Washington bureaucrats may have finally hit upon an Internet activity they can successfully regulate. While attempts to ban online pornography and tax electronic commerce have withered in the face of opposition from Silicon Valley lobbyists, Congress appears to strongly support a bill by Senator Jon Kyl (R-Arizona) that would prohibit online gambling. After all, casino owners and slot-machine manufacturers - unlike the entrepreneurs behind offshore gaming sites - are both taxpayers and voters. Most netizens, meanwhile, are too busy watching their online stock tickers and hedging their bets on the market to oppose the proposed restrictions.

Butoh

Meme on the rise

The US may be the leader in exporting lowbrow culture, but Americans are also the biggest suckers when it comes to importing the avant-garde. Whether we're talking deconstructionism or 12-tone symphonies, the self-styled cultural élite will embrace any foreign artistic movement, no matter how marginal. Take the growing stateside popularity of Butoh. This dance genre, created in postwar Japan, involves a lot of grimacing and slow, portentous movements. Sure, Baywatch and McDonald's are bad, but this is taking vengeance to an extreme.

NUMA

Meme on the rise

The quest for a massively parallel processing computer that scales is the high tech equivalent of the hunt for a perpetual-motion machine: both seem possible at first blush, but every proposed solution ends up failing. The current MPP contender goes by the sobriquet Non-Uniform Memory Access. This software technology tricks multiple processors into thinking they all share the same memory bank, when actually each has its own local memory. A clever illusion - unfortunately, the computer's performance is based on the reality of distributed memory, not illusion.

Newsstand Gender Swap

Meme in decline

A gender swap seems to be sweeping US newsstands. Steeped in sassy pop feminism, a slew of glossy young women's magazines have begun to shove aside traditional competitors like Mademoiselle.
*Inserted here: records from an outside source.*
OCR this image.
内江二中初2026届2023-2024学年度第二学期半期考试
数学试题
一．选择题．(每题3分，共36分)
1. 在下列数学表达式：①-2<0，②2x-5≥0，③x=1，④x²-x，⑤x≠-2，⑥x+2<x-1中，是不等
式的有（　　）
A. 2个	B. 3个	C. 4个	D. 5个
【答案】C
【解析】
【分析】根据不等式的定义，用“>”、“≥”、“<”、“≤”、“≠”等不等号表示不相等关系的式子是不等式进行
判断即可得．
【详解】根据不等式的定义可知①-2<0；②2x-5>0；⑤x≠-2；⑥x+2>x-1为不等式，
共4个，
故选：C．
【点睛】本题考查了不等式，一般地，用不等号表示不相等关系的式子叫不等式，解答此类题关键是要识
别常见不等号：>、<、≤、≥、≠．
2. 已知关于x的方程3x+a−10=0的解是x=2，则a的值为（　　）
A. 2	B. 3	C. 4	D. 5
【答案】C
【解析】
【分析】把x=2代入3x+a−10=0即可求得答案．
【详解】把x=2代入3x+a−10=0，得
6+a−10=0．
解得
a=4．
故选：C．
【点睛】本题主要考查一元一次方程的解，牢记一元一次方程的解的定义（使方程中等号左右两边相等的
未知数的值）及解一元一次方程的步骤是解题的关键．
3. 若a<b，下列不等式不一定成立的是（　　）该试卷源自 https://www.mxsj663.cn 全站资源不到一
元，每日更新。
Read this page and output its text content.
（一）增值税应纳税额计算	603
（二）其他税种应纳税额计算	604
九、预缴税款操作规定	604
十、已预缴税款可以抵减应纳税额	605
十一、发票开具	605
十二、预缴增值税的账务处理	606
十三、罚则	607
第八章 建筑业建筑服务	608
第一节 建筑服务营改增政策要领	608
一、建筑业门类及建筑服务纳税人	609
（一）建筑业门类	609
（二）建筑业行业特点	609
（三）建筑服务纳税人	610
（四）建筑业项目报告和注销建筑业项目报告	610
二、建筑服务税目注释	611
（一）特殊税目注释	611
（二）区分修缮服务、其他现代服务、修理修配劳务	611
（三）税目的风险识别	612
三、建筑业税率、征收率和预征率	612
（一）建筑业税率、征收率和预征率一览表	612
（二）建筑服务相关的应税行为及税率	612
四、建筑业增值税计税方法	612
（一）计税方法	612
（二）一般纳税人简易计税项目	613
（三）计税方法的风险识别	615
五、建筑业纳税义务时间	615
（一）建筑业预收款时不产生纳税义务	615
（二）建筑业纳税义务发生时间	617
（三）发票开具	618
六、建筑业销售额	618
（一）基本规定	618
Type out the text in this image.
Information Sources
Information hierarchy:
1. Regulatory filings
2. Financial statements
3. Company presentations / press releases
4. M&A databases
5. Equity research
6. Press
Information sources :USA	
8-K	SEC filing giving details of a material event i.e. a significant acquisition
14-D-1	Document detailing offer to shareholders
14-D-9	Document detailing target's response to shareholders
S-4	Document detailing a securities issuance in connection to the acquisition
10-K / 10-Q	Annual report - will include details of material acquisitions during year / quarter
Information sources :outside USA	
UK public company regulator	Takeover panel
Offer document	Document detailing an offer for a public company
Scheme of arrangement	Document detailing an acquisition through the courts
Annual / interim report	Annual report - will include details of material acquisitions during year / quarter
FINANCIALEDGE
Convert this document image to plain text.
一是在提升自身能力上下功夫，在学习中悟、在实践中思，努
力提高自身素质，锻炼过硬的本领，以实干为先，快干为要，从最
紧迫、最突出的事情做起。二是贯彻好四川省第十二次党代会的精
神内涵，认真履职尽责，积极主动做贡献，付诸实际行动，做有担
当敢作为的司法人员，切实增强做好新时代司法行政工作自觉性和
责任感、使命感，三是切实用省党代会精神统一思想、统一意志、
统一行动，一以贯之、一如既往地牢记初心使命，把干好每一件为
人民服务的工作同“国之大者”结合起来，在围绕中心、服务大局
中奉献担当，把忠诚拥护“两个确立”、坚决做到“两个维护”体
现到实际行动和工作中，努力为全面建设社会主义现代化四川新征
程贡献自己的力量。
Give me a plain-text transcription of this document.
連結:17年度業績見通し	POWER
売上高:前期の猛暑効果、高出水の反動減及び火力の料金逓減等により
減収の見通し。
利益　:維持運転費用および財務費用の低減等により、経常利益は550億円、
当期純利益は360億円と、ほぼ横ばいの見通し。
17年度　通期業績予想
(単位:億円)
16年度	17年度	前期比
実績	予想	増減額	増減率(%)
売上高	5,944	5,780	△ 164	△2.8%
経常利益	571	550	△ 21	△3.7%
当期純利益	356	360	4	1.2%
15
The kickoff issue of Jane, for example, asks a neurosurgeon for her read on a typical fashion show. Then there's Sports Illustrated Women/Sport et alia, aimed at athletic-minded females. Meanwhile, established men's journals such as Esquire have started sprouting cover lines like "7 ways to better abs" and "12 great dates." Though this superficial reversal might seem to be an encouraging sign of flexible gender roles in the '90s, the real driver isn't dissolving stereotypes but desperate editors willing to try anything to pump up their shrinking circulations.